Pakistan police arrested three Taliban militants planning "big terror attacks" on Saturday amid a wave of violence engulfing the financial hub Karachi, the force said.
"The three men, who belong to Tehreek-e-Taliban Pakistan (TTP) were arrested from the Site industrial area during a police encounter on Saturday morning," a senior police official, Raja Omar Khittab told AFP.
Bomb attacks on Shiite Muslims have killed 76 people in Pakistan's richest city this year while riots and a surge in political shootings have sparked fears that after relative quiet, Karachi is descending into violence.
The southern port has been spared the worst of a two-year Islamist bombing campaign conducted elsewhere but is plagued by kidnappings which analysts say bankroll militant campaigns in the northwest and in Afghanistan.
"We are interrogating the three TTP militants," Khittab said, adding: "We also seized a bomb-making laboratory in the nearby Qaim Khan Colony on the basis of information provided by the rebels."
He said the arrested men were planning "big terror attacks" in Karachi, adding that police recovered a huge quantity of explosives, detonators and other equipment from the laboratory.
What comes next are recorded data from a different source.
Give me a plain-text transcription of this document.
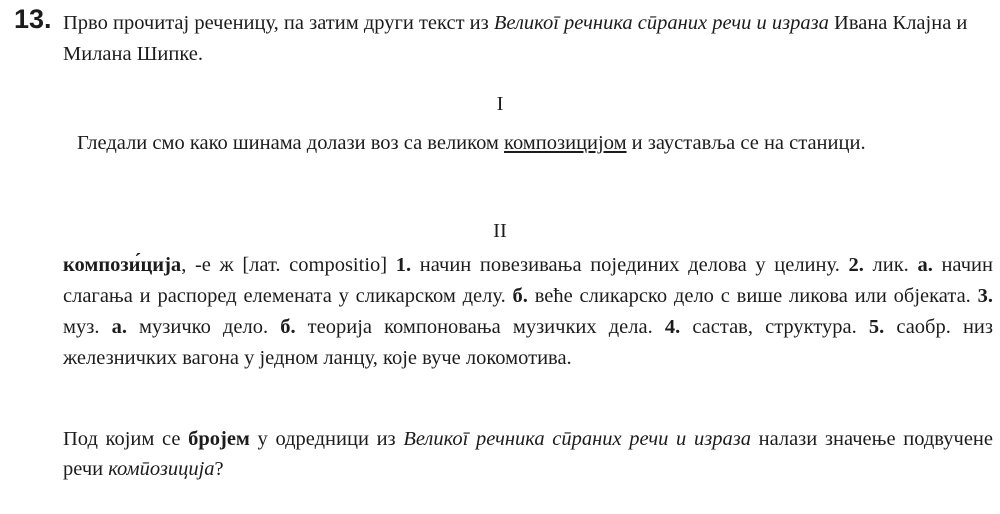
13. Прво прочитај реченицу, па затим други текст из Великоī речника сūраних речи и израза Ивана Клајна и Милана Шипке.
I
Гледали смо како шинама долази воз са великом композицијом и зауставља се на станици.
II
компози́ција, -е ж [лат. compositio] 1. начин повезивања појединих делова у целину. 2. лик. а. начин слагања и распоред елемената у сликарском делу. б. веће сликарско дело с више ликова или објеката. 3. муз. а. музичко дело. б. теорија компоновања музичких дела. 4. састав, структура. 5. саобр. низ железничких вагона у једном ланцу, које вуче локомотива.
Под којим се бројем у одредници из Великоī речника сūраних речи и израза налази значење подвучене речи комūозиција?
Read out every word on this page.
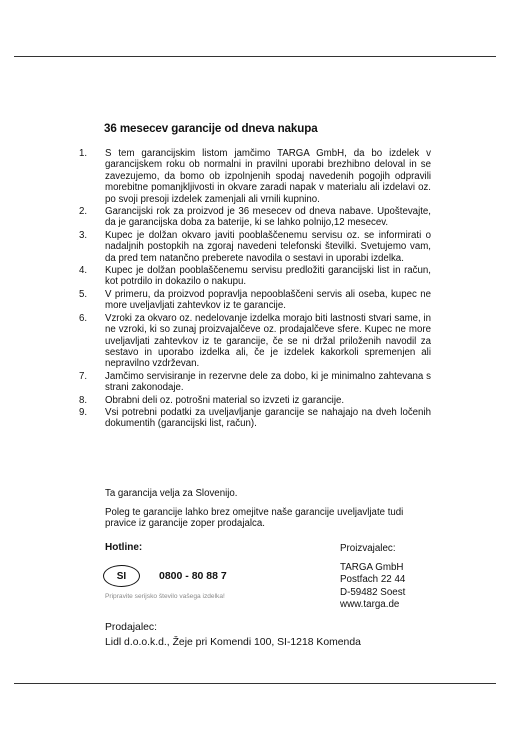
36 mesecev garancije od dneva nakupa
1.	S tem garancijskim listom jamčimo TARGA GmbH, da bo izdelek v garancijskem roku ob normalni in pravilni uporabi brezhibno deloval in se zavezujemo, da bomo ob izpolnjenih spodaj navedenih pogojih odpravili morebitne pomanjkljivosti in okvare zaradi napak v materialu ali izdelavi oz. po svoji presoji izdelek zamenjali ali vrnili kupnino.
2.	Garancijski rok za proizvod je 36 mesecev od dneva nabave. Upoštevajte, da je garancijska doba za baterije, ki se lahko polnijo,12 mesecev.
3.	Kupec je dolžan okvaro javiti pooblaščenemu servisu oz. se informirati o nadaljnih postopkih na zgoraj navedeni telefonski številki. Svetujemo vam, da pred tem natančno preberete navodila o sestavi in uporabi izdelka.
4.	Kupec je dolžan pooblaščenemu servisu predložiti garancijski list in račun, kot potrdilo in dokazilo o nakupu.
5.	V primeru, da proizvod popravlja nepooblaščeni servis ali oseba, kupec ne more uveljavljati zahtevkov iz te garancije.
6.	Vzroki za okvaro oz. nedelovanje izdelka morajo biti lastnosti stvari same, in ne vzroki, ki so zunaj proizvajalčeve oz. prodajalčeve sfere. Kupec ne more uveljavljati zahtevkov iz te garancije, če se ni držal priloženih navodil za sestavo in uporabo izdelka ali, če je izdelek kakorkoli spremenjen ali nepravilno vzdrževan.
7.	Jamčimo servisiranje in rezervne dele za dobo, ki je minimalno zahtevana s strani zakonodaje.
8.	Obrabni deli oz. potrošni material so izvzeti iz garancije.
9.	Vsi potrebni podatki za uveljavljanje garancije se nahajajo na dveh ločenih dokumentih (garancijski list, račun).
Ta garancija velja za Slovenijo.
Poleg te garancije lahko brez omejitve naše garancije uveljavljate tudi pravice iz garancije zoper prodajalca.
Hotline:
SI	0800 - 80 88 7
Pripravite serijsko število vašega izdelka!
Proizvajalec:
TARGA GmbH
Postfach 22 44
D-59482 Soest
www.targa.de
Prodajalec:
Lidl d.o.o.k.d., Žeje pri Komendi 100, SI-1218 Komenda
Local intelligence officials confirmed the arrests and said Subhan Ghani, one of the three men, was leader of the trio.
Security has plummeted over the last three years in Pakistan, where militant attacks have killed more than 3,000 people since July 2007 and Washington has put the country on the frontline of its war on Al-Qaeda.
Pakistan is under major US pressure to do more to eliminate Islamist networks that have carved out training grounds and havens in the country's northwest to plot attacks against Western troops fighting in Afghanistan.